DBG · Promoting young researchers

Stefanie Jung

Stefanie Janine Jung's work was awarded with the Prize for the Best Plant Science Master Thesis, which was carried out at Giessen University in the year 2015.

Title of the awarded thesis

"Salt tolerance and genetic variability of Prunus serotina Ehrh."

She found out that the invasive black cherry reacts differently to saline aerosols depending on their stages of development. However, a locational advantage due to an increased salt tolerance can be excluded.

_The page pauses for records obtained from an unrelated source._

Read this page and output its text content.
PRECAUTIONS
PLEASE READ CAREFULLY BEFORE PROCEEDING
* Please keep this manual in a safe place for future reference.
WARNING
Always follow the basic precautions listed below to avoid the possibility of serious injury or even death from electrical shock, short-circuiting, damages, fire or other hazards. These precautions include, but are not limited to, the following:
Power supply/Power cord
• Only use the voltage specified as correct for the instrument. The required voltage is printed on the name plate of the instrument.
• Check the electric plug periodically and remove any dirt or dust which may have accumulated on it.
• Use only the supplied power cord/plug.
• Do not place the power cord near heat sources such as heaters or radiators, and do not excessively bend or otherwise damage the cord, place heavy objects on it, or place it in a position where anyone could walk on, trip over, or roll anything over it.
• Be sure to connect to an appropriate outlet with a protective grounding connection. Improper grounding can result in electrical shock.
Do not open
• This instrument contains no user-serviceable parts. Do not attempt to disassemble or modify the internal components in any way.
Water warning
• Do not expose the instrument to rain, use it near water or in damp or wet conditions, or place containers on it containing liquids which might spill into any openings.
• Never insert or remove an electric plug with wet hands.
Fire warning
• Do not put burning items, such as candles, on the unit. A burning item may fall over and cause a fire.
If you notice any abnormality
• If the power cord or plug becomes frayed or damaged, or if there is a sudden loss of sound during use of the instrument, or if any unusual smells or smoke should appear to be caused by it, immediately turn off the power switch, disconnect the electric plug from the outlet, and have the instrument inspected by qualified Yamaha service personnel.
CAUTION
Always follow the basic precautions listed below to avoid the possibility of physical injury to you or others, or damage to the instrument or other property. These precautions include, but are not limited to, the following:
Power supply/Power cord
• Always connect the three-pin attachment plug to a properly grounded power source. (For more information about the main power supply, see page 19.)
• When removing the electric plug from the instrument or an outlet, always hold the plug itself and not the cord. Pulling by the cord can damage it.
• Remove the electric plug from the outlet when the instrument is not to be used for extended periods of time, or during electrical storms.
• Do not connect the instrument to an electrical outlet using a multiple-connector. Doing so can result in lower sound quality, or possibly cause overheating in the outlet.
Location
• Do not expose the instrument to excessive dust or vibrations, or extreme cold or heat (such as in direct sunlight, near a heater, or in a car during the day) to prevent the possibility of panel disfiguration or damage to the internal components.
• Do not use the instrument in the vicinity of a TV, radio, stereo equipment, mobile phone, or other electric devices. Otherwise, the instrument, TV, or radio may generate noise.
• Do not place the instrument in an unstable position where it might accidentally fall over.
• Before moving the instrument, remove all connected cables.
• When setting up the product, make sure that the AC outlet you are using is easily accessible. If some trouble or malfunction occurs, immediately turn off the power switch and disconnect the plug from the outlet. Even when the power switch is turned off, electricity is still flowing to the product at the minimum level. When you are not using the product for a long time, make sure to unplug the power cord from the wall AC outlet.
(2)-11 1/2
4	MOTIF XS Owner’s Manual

The black cherry is native to Northern America and is now regarded as an invasive neophyte in many parts of Europe, as stocks of Prunus serotina have sharply increased in recent years, particularly on the German coast. Therefore the plants tolerance to saline aerosols was investigated. Groups of Prunus serotina individuals from three different stages of development each were treated with saline aerosols (0%, 5%, 28% seawater). The results suggest that seedlings react much more sensitive to saline stress than older plants. However, the salt tolerance of the black cherry does not seem to be higher than that of other plants in general, which excludes a locational advantage due to an increased salt tolerance. In addition, the genetic variability of Prunus serotina individuals from eight different locations in northern Germany was investigated by ISSR-PCR. It was found that these individual populations are not genetically differentiated from one another. The high genetic variability of Prunus serotina may benefit the plants ability to react to changing environmental conditions and thereby increase its invasive potential. In order to clarify the reasons for Prunus serotina ecological success more studies regarding its advantages over native plants need to be performed in the future.


Stefanie Janine Jung conducted this work at the Institute for Botany in the working group of Prof. Wissemann.